[PATCH 06/17] block: introduce GENHD_FL_HIDDEN

Mike Snitzer snitzer at redhat.com
Sat Oct 28 07:17:45 PDT 2017


On Sat, Oct 28 2017 at  2:38am -0400,
Christoph Hellwig <hch at lst.de> wrote:

> On Tue, Oct 24, 2017 at 05:40:00PM -0400, Mike Snitzer wrote:
> > Having the NVme driver go to such lengths to hide its resources from
> > upper layers is certainly the work of an evil genius experiencing some
> > serious territorial issues.  Not sugar-coating it.. you wouldn't.
> 
> I'm pretty surre Hannes will appreciate being called an evil genius :)

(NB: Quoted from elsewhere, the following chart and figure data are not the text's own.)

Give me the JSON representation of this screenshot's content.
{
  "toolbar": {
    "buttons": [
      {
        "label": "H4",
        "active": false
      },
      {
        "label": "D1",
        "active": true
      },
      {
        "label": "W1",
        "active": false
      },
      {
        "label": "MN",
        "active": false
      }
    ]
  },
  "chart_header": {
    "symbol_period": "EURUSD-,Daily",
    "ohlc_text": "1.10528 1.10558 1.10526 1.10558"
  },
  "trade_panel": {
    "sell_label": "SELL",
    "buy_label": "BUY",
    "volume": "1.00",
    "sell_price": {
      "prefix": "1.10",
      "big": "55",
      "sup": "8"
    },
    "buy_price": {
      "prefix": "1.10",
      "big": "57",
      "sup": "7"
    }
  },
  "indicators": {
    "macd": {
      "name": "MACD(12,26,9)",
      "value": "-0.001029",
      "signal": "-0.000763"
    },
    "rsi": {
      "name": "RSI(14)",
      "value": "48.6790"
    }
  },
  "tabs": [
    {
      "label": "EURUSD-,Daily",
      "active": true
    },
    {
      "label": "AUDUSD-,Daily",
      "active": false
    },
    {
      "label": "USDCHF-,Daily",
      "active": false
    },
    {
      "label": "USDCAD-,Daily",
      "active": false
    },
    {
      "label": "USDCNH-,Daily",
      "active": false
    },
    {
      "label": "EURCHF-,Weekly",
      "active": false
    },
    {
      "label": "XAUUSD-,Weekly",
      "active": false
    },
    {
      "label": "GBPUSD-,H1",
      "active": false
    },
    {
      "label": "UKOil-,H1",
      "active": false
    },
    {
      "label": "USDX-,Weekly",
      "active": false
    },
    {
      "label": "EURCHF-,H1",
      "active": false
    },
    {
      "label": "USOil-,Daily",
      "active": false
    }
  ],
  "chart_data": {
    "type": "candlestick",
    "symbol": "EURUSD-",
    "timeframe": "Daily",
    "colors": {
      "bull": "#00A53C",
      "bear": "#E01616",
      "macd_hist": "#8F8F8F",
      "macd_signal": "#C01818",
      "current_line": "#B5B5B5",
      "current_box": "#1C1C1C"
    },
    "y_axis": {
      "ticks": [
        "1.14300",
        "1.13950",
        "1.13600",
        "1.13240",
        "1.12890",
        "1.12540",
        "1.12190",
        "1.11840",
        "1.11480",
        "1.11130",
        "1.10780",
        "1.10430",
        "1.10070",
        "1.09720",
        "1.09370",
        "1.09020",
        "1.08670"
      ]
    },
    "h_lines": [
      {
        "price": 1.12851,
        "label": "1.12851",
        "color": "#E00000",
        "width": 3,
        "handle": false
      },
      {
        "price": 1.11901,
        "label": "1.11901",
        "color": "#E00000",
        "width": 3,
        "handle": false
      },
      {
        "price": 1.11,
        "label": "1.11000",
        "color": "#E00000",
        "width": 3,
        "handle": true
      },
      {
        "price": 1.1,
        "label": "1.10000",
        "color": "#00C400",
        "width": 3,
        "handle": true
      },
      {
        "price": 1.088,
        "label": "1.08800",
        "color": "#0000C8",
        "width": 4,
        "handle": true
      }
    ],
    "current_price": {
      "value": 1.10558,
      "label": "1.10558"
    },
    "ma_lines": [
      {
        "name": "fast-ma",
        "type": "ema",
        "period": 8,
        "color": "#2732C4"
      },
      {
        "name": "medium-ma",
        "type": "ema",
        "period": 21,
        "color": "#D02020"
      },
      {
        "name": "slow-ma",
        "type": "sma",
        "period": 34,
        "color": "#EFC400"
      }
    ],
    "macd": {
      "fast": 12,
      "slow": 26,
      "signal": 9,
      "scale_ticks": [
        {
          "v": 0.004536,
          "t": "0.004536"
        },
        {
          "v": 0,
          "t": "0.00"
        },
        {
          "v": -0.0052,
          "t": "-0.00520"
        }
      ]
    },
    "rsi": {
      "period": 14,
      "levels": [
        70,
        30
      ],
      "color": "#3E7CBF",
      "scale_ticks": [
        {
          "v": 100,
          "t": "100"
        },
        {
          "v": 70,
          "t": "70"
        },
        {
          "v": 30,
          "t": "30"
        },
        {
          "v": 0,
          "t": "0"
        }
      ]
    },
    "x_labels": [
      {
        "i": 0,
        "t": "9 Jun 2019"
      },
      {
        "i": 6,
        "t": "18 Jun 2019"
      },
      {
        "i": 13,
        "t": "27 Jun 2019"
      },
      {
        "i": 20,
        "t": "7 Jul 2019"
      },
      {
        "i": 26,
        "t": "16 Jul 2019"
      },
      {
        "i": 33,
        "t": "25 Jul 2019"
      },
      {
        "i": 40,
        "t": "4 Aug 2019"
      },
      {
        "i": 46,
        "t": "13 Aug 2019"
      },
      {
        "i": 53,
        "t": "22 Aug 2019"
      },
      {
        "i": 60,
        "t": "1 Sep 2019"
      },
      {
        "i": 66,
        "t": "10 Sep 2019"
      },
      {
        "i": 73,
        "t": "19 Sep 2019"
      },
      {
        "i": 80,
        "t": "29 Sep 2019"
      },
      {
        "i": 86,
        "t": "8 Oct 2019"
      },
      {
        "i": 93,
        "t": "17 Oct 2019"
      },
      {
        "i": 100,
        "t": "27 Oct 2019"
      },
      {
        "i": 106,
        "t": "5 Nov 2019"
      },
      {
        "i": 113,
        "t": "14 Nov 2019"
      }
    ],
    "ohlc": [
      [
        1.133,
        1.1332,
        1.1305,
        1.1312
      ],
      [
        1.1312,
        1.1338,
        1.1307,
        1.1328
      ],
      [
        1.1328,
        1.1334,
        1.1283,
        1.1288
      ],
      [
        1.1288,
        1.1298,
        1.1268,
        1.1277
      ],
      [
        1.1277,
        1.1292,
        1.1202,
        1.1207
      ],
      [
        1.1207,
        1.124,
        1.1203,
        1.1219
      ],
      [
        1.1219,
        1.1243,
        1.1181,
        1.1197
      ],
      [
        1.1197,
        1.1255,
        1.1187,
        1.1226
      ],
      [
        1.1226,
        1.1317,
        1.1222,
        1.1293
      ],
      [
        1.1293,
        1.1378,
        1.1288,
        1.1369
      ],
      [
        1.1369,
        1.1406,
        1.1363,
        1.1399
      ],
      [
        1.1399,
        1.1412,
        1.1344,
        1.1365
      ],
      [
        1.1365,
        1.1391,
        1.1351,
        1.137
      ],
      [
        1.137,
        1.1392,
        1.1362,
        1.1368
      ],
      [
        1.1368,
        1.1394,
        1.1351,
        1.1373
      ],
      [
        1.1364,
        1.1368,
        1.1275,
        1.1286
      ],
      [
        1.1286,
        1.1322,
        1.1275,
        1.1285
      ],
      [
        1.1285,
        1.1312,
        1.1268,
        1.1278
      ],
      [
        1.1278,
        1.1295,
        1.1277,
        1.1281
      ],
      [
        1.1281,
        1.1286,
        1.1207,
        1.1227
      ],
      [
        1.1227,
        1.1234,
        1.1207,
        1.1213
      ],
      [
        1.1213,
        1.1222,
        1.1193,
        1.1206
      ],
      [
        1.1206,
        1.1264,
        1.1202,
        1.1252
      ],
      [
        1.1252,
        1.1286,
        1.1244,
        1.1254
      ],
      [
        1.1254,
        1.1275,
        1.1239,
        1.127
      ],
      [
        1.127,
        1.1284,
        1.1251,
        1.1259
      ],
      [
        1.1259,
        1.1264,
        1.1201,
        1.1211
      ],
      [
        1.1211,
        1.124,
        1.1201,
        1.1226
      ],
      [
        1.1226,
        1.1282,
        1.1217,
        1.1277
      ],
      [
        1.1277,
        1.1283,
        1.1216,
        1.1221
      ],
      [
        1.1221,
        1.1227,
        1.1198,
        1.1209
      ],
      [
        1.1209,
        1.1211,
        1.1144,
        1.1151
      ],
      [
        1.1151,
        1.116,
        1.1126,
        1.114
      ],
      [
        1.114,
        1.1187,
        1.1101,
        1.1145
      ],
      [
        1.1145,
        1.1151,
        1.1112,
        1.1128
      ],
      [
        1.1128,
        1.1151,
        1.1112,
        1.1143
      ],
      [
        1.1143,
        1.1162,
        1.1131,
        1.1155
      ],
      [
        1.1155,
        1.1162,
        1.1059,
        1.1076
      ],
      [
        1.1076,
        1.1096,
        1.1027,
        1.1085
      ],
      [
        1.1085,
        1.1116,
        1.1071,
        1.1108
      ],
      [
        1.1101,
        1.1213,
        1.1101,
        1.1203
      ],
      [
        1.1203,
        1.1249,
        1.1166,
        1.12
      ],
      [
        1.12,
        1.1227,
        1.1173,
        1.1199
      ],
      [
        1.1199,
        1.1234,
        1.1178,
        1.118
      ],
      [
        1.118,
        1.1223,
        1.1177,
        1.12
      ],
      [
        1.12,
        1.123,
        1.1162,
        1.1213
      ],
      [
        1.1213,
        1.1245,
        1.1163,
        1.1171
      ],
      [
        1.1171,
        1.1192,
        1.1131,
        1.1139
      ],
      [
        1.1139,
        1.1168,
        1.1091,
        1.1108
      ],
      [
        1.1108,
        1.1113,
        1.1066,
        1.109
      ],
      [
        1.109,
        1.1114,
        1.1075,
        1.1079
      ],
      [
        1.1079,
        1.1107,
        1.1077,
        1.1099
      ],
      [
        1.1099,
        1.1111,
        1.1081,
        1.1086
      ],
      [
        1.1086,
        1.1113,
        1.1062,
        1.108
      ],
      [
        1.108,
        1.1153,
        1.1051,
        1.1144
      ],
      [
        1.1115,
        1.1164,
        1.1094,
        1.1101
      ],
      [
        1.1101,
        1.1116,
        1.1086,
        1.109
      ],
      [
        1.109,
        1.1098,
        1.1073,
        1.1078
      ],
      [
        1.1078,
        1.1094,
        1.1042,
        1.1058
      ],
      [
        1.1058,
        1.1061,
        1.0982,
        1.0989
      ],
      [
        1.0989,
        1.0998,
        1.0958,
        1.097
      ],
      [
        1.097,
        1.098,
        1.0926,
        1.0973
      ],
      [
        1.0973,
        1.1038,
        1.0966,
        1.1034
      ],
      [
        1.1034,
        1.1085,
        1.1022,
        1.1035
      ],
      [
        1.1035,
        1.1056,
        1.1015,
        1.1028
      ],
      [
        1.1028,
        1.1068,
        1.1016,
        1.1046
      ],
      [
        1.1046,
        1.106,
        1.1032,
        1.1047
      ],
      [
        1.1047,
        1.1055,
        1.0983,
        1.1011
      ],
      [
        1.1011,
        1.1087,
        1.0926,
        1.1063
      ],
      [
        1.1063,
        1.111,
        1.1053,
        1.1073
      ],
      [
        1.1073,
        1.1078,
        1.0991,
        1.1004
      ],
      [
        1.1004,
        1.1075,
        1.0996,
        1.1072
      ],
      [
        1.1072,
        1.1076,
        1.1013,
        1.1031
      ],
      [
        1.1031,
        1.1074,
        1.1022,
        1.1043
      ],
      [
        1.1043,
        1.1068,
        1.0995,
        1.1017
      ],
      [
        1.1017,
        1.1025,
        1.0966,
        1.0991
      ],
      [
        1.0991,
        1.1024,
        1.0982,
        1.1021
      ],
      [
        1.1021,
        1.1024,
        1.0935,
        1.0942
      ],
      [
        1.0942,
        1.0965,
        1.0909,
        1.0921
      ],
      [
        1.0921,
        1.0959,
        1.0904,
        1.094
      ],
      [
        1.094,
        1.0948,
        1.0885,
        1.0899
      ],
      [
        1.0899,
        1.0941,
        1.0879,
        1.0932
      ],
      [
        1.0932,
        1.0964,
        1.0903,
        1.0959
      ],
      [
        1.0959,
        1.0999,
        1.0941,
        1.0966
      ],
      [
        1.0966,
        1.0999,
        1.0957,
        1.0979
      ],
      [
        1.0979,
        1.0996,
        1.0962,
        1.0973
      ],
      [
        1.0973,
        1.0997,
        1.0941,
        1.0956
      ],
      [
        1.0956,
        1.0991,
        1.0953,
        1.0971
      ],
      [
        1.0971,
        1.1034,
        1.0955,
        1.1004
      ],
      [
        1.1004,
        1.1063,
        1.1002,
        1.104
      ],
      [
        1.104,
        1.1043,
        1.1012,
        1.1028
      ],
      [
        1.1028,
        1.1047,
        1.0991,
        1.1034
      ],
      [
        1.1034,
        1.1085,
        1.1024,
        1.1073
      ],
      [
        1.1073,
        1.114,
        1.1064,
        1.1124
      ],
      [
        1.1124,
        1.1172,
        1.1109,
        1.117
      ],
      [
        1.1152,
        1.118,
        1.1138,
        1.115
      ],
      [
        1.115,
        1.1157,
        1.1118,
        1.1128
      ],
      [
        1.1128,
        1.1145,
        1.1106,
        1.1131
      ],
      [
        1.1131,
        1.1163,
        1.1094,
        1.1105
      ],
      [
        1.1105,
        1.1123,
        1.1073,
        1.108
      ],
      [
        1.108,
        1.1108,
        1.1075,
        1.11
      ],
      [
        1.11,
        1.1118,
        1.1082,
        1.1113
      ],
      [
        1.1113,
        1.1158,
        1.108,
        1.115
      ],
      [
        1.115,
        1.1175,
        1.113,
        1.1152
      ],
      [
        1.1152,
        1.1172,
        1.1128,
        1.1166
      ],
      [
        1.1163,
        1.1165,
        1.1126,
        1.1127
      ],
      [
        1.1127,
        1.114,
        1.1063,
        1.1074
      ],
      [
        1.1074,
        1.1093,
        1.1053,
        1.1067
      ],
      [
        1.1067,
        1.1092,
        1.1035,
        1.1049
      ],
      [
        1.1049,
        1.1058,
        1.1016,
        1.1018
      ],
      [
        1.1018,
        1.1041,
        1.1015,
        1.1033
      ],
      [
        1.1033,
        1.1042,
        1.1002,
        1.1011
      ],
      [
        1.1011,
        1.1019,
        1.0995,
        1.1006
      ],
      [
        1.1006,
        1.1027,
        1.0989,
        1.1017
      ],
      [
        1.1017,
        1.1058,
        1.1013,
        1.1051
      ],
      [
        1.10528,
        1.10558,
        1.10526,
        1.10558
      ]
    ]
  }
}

Well, to be fair.. it doesn't take that much brain power to arrive at
isolationism.

And pretty sure Hannes had a better idea with using the blkdev_get
(holders/claim) interface but you quickly dismissed that.  Despite it
being the best _existing_ way to ensure mutual exclusion with the rest
of the block layer.

> > I kept meaning to reply to your earlier iterations on this series to
> > ask: can we please get a CONFIG_NVME_MULTIPATHING knob to make it so
> > that the NVMe driver doesn't implicitly consume (and hide) all
> > per-controler devices?
> 
> I thought about adding it, but mostly for a different reason: it's
> quite a bit of code, and we now start to see NVMe in deeply embedded
> contexts, e.g. the latest Compact Flash spec is based on NVMe, so it
> might be a good idea to give people a chance to avoid the overhead.

OK, so please add it.

> > Ah well.  There is only one correct way to do NVMe multipathing after
> > all right?
> 
> I don't think you'll get very useful results, even if you try.  But I
> guess we'll just have to tell people to use SuSE if they want NVMe
> multipathing to work then :)

Don't do that.  Don't assume you know it all.  Don't fabricate vendor
wars in your head and then project it out to the rest of the community.
We're all in this together.

Fact is Hannes and I have exchanged private mail (in response to this
very thread) and we agree that your approach is currently not suitable
for enterprise deployment.  Hannes needs to also deal with the coming
duality of Linux multipathing and you aren't making it easy.  Just
because you're able to be myopic doesn't mean the rest of us with way
more direct customers behind us can be.

You're finding your way with this new multipath model and I'm happy to
see that happen.  But what I'm not happy about is the steps you're
taking to be actively disruptive.  There were so many ways this all
could've gone and sadly you've elected to stand up an architecture that
doesn't even allow the prospect of reuse.  And for what?  Because doing
so takes 10% more work?  Well we can backfill that work if you'll grant
us an open-mind.

I'm really not against you.  I just need very basic controls put into
the NVMe multipathing code that allows it to be disabled (yet reused).
Not that I have immediate plans to actually _use_ it.  My hope is I can
delegate NVMe multipathing to NVMe!  But I need the latitude to find my
way with the requirements I am, or will be, needing to consider.

Please don't paint me and others in my position into a corner.